Reputation: 323
I need to be able to compute pairwise intersection of lists, close to 40k. Specifically, I want to know if I can store vector id as column 1, and a list of its values in column 2. I should be able to process this column 2 , ie find overlap/intersections between two rows.
column 1 column 2
idA 1,2,5,9,10
idB 5,9,25
idC 2,25,67
I want to be able to get the pairwise intersection values and also, if the values in column 2 are not already sorted, that should also be possible.

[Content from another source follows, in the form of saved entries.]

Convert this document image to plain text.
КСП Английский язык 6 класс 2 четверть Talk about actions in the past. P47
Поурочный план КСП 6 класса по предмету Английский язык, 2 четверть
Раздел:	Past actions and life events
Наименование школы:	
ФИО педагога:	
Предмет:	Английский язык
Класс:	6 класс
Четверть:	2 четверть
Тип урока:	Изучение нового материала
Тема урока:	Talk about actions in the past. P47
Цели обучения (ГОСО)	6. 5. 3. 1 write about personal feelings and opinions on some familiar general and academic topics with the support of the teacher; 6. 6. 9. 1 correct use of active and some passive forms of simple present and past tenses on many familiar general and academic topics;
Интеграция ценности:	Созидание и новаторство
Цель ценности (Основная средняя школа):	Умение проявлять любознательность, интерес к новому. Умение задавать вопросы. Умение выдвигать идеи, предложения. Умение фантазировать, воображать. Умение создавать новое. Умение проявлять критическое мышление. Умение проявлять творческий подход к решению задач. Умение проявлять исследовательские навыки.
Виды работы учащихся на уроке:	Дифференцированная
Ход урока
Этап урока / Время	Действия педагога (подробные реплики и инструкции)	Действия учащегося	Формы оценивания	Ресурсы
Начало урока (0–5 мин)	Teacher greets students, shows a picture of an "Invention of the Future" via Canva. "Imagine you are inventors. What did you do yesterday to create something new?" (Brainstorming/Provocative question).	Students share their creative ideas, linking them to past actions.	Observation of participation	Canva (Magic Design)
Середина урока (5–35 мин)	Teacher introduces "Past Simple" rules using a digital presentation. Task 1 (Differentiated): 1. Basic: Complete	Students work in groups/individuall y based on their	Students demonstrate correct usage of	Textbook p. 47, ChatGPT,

What is the best datastructure that I can use if I am going ahead with R? My data originally looks like this:
column1 1 2 3 9 10 25 67 5
idA 1 1 0 1 1 0 0 1
idB 0 0 0 1 0 1 0 1
idC 0 1 0 0 0 1 1 0
edited to include more clarity as per the suggestions below.
Upvotes: 0
Views: 68
Reputation: 132576
I'd keep the data in a logical matrix:
DF <- read.table(text = "column1 1 2 3 9 10 25 67 5
idA 1 1 0 1 1 0 0 1
idB 0 0 0 1 0 1 0 1
idC 0 1 0 0 0 1 1 0", header = TRUE, check.names = FALSE)
#turn into logical matrix
m <- as.matrix(DF[-1])
rownames(m) <- DF[[1]]
mode(m) <- "logical"
#if you can, create your data as a sparse matrix to save memory
#if you already have a dense data matrix, keep it that way
library(Matrix)
M <- as(m, "lMatrix")
#calculate intersections
#does each comparison twice
intersections <- simplify2array(
lapply(seq_len(nrow(M)), function(x)
lapply(seq_len(nrow(M)), function(x, y) colnames(M)[M[x,] & (M[x,] == M[y,])], x = x)
)
)
This double loop could be optimized. I'd do it in Rcpp and create a long format data.frame instead of a list matrix. I'd also do each comparison only once (e.g., only the upper triangle).
colnames(intersections) <- rownames(intersections) <- rownames(M)
# idA idB idC
#idA Character,5 Character,2 "2"
#idB Character,2 Character,3 "25"
#idC "2" "25" Character,3
intersections["idA", "idB"]
#[[1]]
#[1] "9" "5"
Upvotes: 1